Audit¶
Audit logging proves the agent (not the human) performed each action. Events land in ~/.entraclaw/audit/<YYYY-MM-DD>.jsonl.
The body prompt's security section makes audit non-overridable: if audit can't record, the action doesn't proceed. Security-sensitive operations (cross-tenant Teams sends, chat member adds, memory mutations) must call audit_log before execution. Fail-closed is enforced by the call sites, not by the audit module itself.
log_event¶
src/entraclaw/tools/audit.py:
def log_event(
action: str,
resource: str,
outcome: str = "success",
agent_id: str | None = None,
metadata: dict | None = None,
attribution_type: str = "agent",
) -> dict
Write an audit event and return it. Writes a single JSON line to ~/.entraclaw/audit/<YYYY-MM-DD>.jsonl. Also logs via the standard entraclaw.tools.audit logger.
| Field | Source | Notes |
|---|---|---|
event_id |
uuid.uuid4() |
Globally unique. |
timestamp |
datetime.now(UTC).isoformat() |
UTC always. |
agent_id |
Argument or credential store | Falls back to "unknown" on any retrieval failure. |
action |
Argument | e.g. "file_read", "teams_send", "identity_promote". |
resource |
Argument | What is being acted on. |
outcome |
Argument | "success", "pending", "failure". |
attribution_type |
Argument | "agent", "delegated-human", "none". |
metadata |
Argument | Arbitrary JSON-safe dict. |
attribution_type¶
Distinguishes agent actions from delegated-human actions:
agent— action performed as the Agent User identity (default).delegated-human— action performed using the human's delegated token (delegatedmode).none— unauthenticated / unknown identity.
audit_log (MCP tool)¶
The audit_log MCP tool is a thin wrapper around log_event, exposed so the LLM can record its own deliberation steps:
@mcp.tool()
def audit_log(
action: str,
resource: str,
outcome: str = "success",
metadata: str = "{}",
) -> str
Call BEFORE performing any action on the user's behalf. The metadata argument is a JSON string (not a dict) because MCP-tool params are scalar-only. The wrapper parses it.
_audit_graph_call middleware¶
src/entraclaw/tools/files.py wraps every Graph Files call in an async context manager:
@asynccontextmanager
async def _audit_graph_call(
verb: str,
resource: str,
*,
metadata: dict | None = None,
) -> AsyncIterator[None]
Emits outcome="pending" before the body runs and "success" or "failure" after. Replaces nine ad-hoc log_event blocks. Use the same pattern in new tool modules.
On exception, the metadata is enriched with error (class name) and message (str) before the failure event is written, then the exception re-raises unchanged.
Fail-closed semantics¶
From prompts/anatomy/security.md:
Audit before acting. Security-sensitive operations (adding a chat member, cross-tenant sends, changing memory state) must be logged via
audit_logbefore execution. If audit writes fail, the action does not proceed.

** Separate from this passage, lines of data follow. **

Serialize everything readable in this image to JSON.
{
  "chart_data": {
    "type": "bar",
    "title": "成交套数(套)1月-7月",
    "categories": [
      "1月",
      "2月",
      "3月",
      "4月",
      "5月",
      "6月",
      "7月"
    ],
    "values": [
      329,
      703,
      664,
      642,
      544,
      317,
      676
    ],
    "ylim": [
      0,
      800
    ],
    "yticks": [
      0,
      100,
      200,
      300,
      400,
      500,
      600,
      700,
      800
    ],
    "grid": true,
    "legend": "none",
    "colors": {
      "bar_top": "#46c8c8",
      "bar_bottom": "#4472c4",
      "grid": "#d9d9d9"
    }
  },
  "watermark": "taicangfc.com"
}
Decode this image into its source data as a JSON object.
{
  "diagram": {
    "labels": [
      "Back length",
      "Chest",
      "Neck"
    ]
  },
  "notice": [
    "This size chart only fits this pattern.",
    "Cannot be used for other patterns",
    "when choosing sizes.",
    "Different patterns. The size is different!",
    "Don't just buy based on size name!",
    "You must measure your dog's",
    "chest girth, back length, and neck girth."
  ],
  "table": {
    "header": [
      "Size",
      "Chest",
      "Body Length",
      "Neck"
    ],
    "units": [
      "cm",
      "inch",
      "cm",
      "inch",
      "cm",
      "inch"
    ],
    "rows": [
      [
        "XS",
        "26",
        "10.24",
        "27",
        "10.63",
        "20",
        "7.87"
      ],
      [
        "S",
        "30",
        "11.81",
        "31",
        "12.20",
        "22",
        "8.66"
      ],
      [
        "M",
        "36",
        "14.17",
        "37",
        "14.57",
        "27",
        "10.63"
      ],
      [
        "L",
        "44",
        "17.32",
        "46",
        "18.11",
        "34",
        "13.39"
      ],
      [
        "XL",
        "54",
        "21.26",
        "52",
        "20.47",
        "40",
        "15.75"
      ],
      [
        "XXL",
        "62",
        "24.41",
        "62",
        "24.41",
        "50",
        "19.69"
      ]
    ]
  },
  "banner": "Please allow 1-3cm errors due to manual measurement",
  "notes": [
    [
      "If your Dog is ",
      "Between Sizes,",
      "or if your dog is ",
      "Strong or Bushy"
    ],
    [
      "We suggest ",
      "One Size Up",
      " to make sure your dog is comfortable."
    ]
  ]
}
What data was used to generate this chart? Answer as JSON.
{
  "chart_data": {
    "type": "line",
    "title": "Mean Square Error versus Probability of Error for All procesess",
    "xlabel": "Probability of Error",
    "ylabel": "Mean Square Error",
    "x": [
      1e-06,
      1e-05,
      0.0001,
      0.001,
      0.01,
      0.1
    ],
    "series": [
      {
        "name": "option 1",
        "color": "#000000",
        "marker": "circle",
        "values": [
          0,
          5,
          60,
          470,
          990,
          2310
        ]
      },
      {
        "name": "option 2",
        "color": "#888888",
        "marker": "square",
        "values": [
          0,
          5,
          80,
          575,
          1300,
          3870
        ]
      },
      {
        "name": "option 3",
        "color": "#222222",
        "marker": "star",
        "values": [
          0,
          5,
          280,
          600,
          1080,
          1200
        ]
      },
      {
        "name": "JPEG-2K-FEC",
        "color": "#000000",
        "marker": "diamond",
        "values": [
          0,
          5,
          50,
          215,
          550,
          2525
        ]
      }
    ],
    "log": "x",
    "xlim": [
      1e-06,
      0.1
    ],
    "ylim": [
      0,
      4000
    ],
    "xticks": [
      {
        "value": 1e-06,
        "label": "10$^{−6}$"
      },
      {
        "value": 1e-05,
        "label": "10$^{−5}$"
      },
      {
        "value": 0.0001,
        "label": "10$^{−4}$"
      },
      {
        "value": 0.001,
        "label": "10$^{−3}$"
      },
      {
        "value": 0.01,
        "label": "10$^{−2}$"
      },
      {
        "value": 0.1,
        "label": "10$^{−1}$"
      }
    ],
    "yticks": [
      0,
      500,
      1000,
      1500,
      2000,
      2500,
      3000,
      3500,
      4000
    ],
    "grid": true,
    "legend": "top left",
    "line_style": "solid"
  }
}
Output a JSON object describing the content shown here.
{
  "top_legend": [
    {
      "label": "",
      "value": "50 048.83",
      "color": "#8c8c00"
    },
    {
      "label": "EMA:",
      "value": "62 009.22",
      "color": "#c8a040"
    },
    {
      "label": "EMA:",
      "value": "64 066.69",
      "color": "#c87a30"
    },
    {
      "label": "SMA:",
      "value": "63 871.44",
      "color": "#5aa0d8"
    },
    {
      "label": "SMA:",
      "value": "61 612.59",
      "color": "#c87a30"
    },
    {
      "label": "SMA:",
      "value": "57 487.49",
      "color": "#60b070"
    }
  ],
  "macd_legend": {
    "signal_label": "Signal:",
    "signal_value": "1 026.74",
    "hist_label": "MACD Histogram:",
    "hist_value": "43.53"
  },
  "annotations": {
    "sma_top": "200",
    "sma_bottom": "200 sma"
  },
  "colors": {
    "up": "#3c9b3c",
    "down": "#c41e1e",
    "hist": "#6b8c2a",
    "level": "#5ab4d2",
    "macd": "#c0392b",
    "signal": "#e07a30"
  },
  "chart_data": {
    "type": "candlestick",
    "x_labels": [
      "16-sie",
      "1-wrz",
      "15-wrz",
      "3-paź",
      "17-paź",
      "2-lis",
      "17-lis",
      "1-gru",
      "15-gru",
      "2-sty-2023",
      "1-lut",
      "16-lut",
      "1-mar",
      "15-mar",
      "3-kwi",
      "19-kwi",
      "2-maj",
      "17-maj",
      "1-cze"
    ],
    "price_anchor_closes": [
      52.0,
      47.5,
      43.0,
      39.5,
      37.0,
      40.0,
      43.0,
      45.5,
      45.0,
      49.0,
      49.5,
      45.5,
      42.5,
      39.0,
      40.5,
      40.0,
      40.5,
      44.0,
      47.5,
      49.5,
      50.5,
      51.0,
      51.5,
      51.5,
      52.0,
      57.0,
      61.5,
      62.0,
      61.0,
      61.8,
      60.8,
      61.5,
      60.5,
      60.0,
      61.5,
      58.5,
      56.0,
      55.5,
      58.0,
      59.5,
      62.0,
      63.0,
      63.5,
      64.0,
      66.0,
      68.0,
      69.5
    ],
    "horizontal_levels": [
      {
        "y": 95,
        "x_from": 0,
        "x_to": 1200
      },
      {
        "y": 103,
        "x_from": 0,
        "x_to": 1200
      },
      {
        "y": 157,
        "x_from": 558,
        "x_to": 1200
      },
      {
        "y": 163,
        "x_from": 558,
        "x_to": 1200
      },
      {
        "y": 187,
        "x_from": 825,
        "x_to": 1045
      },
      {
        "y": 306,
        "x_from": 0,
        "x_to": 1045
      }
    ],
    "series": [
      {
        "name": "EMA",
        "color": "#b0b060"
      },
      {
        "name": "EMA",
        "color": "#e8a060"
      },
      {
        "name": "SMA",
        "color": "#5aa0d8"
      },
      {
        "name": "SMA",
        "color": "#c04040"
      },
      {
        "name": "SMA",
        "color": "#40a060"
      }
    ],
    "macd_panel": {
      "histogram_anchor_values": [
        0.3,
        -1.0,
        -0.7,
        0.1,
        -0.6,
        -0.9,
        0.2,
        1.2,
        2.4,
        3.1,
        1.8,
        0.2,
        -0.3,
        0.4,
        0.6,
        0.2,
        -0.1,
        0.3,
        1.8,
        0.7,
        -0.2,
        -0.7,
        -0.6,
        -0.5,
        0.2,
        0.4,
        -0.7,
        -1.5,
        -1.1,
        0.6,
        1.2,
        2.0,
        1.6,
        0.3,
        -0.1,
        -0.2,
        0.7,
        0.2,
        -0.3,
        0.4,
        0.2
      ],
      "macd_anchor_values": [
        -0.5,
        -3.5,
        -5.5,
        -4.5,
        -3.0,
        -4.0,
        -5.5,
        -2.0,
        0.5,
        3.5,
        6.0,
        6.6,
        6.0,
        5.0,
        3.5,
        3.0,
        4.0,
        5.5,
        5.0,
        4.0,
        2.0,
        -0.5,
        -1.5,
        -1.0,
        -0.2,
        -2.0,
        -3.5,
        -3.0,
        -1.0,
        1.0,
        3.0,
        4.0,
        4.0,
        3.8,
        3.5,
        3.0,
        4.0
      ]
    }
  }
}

log_event itself does not enforce this — it returns the event on success and only raises on actual write failure (disk full, permission denied). Call sites that need fail-closed must catch and abort. The Files tool wrapper above is the canonical pattern.
Reading the audit log¶
# Today's events
cat ~/.entraclaw/audit/$(date -u +%Y-%m-%d).jsonl | jq .
# All events for a specific resource
cat ~/.entraclaw/audit/*.jsonl | jq 'select(.resource == "chat_19:abc...@unq.gbl.spaces")'
# Failures only
cat ~/.entraclaw/audit/*.jsonl | jq 'select(.outcome == "failure")'
run_daily_summary reads the audit log and the interaction log to build the 5pm PDT triage email — see src/entraclaw/tools/daily_summary.py.